Sugar-sweetened beverages dominant source of free sugar for young children
Click Here to Manage Email Alerts
Among young British children, 40% of daily free sugar intake comes from sugar-sweetened beverages, including fruit juices and smoothies, according to study findings presented at the European Obesity Summit in Gothenburg, Sweden.
“Primary school children are consuming, on average, around four times more than the recommended maximum levels of sugar in their diet each day,” Peymane Adab, MD, professor of public health at the University of Birmingham Institute of Applied Health Research, told Endocrine Today. “The main sources of free sugar intake are drinks, including carbonated and sugar-sweetened beverages (25% of total intake), but also fruit juices and smoothies with no added sugar (15% of total intake). The other major source of sugar intake was desserts, including cakes, puddings and sweetened yogurt.”
Peymane Adab
Adab and Kiya Hurley, a research assistant and PhD student at the Institute of Applied Health Research at the University of Birmingham, analyzed data from the WAVES study, a cluster-randomized obesity prevention intervention trial in primary schools in the United Kingdom (n = 1,085).

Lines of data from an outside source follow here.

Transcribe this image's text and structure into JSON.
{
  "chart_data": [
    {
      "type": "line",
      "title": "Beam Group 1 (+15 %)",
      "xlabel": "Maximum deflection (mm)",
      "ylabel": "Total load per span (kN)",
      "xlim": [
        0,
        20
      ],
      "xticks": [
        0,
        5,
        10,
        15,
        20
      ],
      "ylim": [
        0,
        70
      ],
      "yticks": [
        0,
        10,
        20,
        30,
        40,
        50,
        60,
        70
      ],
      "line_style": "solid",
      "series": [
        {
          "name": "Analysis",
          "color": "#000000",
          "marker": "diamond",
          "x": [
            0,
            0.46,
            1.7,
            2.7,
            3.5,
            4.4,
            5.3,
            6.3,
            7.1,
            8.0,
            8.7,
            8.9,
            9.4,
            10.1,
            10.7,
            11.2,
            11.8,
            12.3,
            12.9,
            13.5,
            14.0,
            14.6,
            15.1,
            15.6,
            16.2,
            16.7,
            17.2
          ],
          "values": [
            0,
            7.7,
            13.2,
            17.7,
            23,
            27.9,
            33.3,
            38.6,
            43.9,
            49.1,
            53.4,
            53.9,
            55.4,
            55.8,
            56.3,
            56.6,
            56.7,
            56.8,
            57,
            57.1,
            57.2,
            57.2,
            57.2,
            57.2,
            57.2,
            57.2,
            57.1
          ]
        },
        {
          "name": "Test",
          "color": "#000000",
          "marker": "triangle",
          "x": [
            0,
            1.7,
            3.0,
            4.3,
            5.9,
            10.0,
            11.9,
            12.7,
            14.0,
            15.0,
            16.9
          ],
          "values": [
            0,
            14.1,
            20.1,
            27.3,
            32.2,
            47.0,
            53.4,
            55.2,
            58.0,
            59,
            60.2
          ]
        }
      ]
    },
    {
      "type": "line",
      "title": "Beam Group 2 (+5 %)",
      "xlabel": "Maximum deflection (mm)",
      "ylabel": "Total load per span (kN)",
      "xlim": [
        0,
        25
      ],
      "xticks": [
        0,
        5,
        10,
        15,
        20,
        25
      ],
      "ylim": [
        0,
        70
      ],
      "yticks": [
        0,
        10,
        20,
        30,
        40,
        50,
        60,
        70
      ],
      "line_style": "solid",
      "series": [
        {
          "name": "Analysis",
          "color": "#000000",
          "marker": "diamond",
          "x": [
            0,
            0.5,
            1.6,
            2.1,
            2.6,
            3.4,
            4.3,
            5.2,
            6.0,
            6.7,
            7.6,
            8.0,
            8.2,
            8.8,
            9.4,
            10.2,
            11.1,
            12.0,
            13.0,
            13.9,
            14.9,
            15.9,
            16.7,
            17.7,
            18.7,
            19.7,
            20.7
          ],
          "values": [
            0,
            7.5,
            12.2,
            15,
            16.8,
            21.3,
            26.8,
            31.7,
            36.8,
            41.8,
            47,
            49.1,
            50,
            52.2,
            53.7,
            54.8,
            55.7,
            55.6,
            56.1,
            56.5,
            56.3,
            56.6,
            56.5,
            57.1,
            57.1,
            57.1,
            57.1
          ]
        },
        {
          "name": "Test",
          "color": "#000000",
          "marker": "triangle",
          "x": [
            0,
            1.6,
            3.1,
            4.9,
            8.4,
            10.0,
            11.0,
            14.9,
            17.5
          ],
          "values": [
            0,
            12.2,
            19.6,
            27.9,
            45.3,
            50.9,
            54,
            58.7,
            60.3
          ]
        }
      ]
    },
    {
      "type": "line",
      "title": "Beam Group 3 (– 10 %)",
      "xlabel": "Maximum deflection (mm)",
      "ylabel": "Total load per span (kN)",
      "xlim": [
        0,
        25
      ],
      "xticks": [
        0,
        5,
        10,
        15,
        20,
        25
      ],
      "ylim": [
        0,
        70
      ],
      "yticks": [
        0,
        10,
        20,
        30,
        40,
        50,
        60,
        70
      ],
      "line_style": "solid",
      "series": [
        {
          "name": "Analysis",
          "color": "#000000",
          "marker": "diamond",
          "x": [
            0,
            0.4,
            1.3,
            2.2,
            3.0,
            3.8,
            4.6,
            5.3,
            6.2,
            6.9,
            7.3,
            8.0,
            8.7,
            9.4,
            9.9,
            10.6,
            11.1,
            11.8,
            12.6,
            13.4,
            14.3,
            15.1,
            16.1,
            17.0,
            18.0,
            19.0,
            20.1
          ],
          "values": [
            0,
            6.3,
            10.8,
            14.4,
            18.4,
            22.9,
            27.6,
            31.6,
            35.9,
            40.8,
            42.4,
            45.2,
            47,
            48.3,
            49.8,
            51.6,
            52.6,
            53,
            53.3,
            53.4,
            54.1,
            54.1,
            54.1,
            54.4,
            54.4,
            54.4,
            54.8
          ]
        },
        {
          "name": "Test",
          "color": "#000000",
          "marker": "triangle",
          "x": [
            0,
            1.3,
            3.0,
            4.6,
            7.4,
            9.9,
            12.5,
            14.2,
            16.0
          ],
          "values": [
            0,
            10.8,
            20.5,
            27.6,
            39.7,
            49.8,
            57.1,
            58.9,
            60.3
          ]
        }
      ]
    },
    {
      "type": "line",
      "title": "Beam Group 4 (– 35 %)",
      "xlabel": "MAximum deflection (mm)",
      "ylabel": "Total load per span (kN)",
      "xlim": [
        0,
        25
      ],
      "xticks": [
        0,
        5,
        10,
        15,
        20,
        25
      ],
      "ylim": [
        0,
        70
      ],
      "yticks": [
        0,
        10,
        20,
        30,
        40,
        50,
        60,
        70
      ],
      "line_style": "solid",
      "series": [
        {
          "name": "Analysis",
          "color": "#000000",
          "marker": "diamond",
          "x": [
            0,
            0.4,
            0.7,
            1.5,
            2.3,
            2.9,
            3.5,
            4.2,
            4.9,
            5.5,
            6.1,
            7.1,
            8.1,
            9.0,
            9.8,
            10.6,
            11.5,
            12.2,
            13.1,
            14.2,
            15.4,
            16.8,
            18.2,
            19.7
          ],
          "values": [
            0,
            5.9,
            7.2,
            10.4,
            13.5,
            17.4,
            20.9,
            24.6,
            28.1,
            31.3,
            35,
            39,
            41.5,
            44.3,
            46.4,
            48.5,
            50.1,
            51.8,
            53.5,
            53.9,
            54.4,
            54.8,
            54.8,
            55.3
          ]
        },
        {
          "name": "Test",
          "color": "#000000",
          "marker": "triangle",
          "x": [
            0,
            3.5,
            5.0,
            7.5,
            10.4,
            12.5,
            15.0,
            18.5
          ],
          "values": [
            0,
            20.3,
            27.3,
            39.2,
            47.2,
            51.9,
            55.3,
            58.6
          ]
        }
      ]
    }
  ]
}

Researchers assessed dietary intake with the Child and Diet Evaluation Tool (CADET), a 24-hour food check-off list; CADET foods were matched to the U.K. National Diet and Nutrition Survey database. Nutrient compositions were drawn from McCance and Widdowson’s nutrient database for total sugar intake information. Researchers applied the ratios of intrinsic sugars to free sugars from the diet and nutrition survey to the total sugar values in the McCance and Widdowson’s database; a value for free sugar was generated for each CADET food and a weighted average produced for each category.
The researchers found that mean daily intake of free sugars was 74.6 g, or 17.4% of energy intake. Of the free sugar consumed, 25% was from “fizzy drinks, squash and fruit drinks,” and 15% came from fruit juice and smoothies. Other free sugar consumption was attributed to chocolate, sweets, toffees and mints (10%), cakes, buns and sponge puddings (8%), and from yogurt and fromage frais (7%).
Kiya Hurley
The maximum daily recommendation for free sugar intake for children is 19 g, according to Public Health England.
“High sugar intake is a major contributor to the growing epidemic of childhood obesity,” Adab said. “Unless this pattern of consumption is changed, children are at risk of the emotional, social and health consequences associated with obesity in childhood, and higher risk of cardiometabolic disease and cancers in adulthood.”
Adab said parents should encourage water and milk as the main beverages for children, and limit other drinks and desserts to “occasional treats.” – by Regina Schaffer
Reference:
Hurley K, et al. Poster PO1.117. Presented at: European Obesity Summit; June 1-4, 2016; Gothenburg, Sweden.
For more information:
Kiya Hurley and Peymane Adab, MD, can be reached the Institute of Applied Research at the University of Birmingham, Birmingham B15 2TT, United Kingdom; emails: k.hurley@bham.ac.uk; p.adab@bham.ac.uk.
Disclosure: Adab and Hurley report receiving funding from the National Institute for Health Research to conduct this study.